第九一二回 広がる白色は、まさかの展開を招いた。


 ――それは僕が、息を吹き返した時に見た景色。そこにいた、ある人のこと。



 僕の、命の恩人。お母さんにソックリな……と、思っていたら、まさかのお母さんだった。目の当たりにしておいて見間違えたわけではないけれど、今ここにいることが、衝撃的だったのだ。どうしてここに? と思うも、脳内は白色が広がったままで、思考することも喋ることもままならずで「とにかく医務室へ行くから、立てる?」と……


 この施設にある救護室のことだ。


 担架までは要しなかったけれど、覚束ない足取りで、皆が支えてくれた。お母さんもだけれど梨花りかも、可奈かなせつも皆が皆。救護室で診察が行われ……懸命な人工呼吸と冷静な対応の末、僕が息を吹き返したのも、奇跡に近いものと言っていた。ならば……


 お母さんが、僕の命を救ったの。


 感謝の思いが溢れる程、僕はお母さんが大好きになれた。生きることも大好きに。


 だからこそ、元気にもなれたの。


「お母さん、どうしてここに?」と、訊くに至るまで。


「それはね、パパと一緒に二人きりの旅行で懐かしのこの場所へ繰り出したのだけど、溺れてる子を発見して……それがまさかのあなただったなんて、驚きも驚きだったし」


 すると梨花が泣き声で……


「ごめんなさい。
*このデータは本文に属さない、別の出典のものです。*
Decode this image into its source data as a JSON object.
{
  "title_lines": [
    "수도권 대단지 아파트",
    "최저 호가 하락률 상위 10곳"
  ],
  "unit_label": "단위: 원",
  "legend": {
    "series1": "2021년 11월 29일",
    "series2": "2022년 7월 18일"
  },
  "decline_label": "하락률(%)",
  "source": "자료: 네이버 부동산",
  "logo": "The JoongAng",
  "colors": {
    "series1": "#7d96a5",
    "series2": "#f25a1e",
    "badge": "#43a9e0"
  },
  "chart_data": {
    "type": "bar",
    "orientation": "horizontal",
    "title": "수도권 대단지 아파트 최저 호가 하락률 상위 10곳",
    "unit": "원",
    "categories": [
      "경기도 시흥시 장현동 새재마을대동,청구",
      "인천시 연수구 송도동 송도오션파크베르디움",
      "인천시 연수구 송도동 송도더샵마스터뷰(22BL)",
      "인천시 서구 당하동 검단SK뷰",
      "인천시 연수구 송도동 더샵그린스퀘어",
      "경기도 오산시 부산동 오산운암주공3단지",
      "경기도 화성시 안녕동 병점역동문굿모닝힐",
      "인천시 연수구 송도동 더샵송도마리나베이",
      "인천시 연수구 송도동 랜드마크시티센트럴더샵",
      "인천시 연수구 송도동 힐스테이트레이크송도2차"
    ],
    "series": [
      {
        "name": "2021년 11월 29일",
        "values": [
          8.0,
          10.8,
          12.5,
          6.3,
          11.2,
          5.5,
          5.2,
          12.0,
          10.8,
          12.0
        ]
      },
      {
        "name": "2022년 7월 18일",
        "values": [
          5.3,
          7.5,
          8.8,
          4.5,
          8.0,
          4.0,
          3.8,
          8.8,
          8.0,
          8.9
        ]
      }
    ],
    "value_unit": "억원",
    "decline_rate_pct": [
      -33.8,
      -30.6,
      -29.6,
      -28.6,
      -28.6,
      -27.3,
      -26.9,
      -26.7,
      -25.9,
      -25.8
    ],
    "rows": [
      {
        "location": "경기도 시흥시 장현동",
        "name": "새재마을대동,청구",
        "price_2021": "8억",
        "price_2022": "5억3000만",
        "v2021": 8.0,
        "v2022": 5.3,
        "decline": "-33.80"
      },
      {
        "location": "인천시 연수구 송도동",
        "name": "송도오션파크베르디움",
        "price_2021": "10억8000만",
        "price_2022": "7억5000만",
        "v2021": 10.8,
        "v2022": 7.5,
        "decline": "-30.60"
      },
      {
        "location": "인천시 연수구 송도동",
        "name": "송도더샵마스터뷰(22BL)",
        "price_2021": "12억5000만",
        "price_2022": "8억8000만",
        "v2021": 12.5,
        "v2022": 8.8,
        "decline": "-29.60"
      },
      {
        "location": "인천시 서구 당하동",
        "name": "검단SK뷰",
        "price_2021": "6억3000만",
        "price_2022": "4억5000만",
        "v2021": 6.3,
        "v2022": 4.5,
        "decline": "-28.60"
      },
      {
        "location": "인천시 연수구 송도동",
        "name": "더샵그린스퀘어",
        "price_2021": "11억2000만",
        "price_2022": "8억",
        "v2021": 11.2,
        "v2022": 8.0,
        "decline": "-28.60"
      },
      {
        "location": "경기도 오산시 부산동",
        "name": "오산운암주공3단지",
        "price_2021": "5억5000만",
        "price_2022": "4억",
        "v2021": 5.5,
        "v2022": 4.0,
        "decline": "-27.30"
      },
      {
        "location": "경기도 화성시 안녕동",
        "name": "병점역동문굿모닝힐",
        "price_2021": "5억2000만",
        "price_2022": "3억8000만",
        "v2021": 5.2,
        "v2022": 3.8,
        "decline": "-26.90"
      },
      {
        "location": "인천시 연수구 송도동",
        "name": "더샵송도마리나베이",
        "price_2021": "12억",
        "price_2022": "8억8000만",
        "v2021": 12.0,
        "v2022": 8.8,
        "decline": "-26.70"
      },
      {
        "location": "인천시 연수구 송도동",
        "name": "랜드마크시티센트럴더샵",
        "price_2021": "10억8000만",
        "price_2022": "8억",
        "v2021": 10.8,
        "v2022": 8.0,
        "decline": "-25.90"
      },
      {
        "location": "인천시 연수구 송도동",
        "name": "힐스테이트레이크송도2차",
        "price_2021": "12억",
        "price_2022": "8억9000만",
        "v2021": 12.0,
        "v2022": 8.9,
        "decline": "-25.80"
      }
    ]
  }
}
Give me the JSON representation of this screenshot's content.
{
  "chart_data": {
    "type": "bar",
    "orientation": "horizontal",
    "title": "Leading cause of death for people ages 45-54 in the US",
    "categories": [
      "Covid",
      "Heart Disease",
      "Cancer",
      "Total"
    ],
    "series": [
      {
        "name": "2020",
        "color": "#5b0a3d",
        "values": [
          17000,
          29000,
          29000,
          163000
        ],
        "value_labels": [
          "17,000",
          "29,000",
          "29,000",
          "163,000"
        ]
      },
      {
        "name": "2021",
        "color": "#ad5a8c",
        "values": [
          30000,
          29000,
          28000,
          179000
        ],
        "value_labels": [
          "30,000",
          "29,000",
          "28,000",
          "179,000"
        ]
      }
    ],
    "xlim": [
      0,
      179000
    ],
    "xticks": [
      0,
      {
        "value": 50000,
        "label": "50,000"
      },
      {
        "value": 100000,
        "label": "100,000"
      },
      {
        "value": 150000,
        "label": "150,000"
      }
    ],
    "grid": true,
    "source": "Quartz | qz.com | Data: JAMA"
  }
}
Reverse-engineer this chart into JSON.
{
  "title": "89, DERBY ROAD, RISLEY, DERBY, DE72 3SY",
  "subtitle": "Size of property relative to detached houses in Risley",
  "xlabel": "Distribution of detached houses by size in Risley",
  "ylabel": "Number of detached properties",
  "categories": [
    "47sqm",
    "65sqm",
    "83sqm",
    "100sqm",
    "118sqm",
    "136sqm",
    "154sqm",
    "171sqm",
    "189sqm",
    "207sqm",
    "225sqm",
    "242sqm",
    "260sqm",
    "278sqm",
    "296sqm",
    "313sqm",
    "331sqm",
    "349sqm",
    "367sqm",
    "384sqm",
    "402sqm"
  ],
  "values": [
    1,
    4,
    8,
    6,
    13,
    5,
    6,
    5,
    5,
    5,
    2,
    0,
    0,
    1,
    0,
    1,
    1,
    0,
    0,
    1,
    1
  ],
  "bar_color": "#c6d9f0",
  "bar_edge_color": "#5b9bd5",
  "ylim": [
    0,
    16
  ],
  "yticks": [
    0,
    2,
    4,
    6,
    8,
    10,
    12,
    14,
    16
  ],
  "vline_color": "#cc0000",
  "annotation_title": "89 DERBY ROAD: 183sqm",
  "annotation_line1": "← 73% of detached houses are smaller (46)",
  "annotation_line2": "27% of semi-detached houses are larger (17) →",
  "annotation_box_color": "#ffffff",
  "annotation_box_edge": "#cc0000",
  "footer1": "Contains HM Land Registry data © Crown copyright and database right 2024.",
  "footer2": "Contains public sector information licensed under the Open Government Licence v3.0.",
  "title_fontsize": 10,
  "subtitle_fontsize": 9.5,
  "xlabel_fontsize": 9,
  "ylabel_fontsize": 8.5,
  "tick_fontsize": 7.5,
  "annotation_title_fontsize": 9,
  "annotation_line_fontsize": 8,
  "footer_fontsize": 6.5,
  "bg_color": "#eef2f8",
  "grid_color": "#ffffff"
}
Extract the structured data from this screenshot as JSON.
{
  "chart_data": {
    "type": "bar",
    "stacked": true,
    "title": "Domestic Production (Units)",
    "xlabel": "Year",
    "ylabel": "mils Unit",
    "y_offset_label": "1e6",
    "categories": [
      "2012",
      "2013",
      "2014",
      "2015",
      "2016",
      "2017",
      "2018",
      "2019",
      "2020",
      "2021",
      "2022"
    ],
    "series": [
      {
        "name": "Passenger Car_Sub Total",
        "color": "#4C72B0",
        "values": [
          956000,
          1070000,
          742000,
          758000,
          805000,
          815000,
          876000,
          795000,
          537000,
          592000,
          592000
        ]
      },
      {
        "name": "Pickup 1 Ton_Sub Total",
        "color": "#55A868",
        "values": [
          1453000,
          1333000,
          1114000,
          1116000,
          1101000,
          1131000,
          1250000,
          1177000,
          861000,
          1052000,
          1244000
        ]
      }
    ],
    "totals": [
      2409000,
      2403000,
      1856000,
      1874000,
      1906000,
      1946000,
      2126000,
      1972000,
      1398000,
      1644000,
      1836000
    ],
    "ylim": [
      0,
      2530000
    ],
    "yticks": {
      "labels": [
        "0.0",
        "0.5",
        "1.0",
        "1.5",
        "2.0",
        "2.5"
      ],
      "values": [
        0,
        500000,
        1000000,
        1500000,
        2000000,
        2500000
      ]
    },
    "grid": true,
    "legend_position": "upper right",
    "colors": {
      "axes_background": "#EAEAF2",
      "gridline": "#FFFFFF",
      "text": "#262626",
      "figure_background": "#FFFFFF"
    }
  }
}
僕が一緒にいながら……目を離してて」


「ありがと、梨花。千佳ちかの面倒いつも見てくれて。ごめんなさいは私の方。私が教わってたのよ、私があなたたちのお母さんとして足りなかった分。もしよかったらだけど、ここから家族旅行にして良かったかな? 可奈ちゃんも摂ちゃんもいる中だけれど……」


「もちろん」「もちろんよ、旅は道連れ皆楽しくですよ」と、可奈も摂も言ってくれ、僕の体調も戻ってきた。回復の一途を迷わず辿る、綺麗な右肩上がりだ。


 まずは、お休みなさい。


 明日になったら、おはようと、明るい未来へ向かって。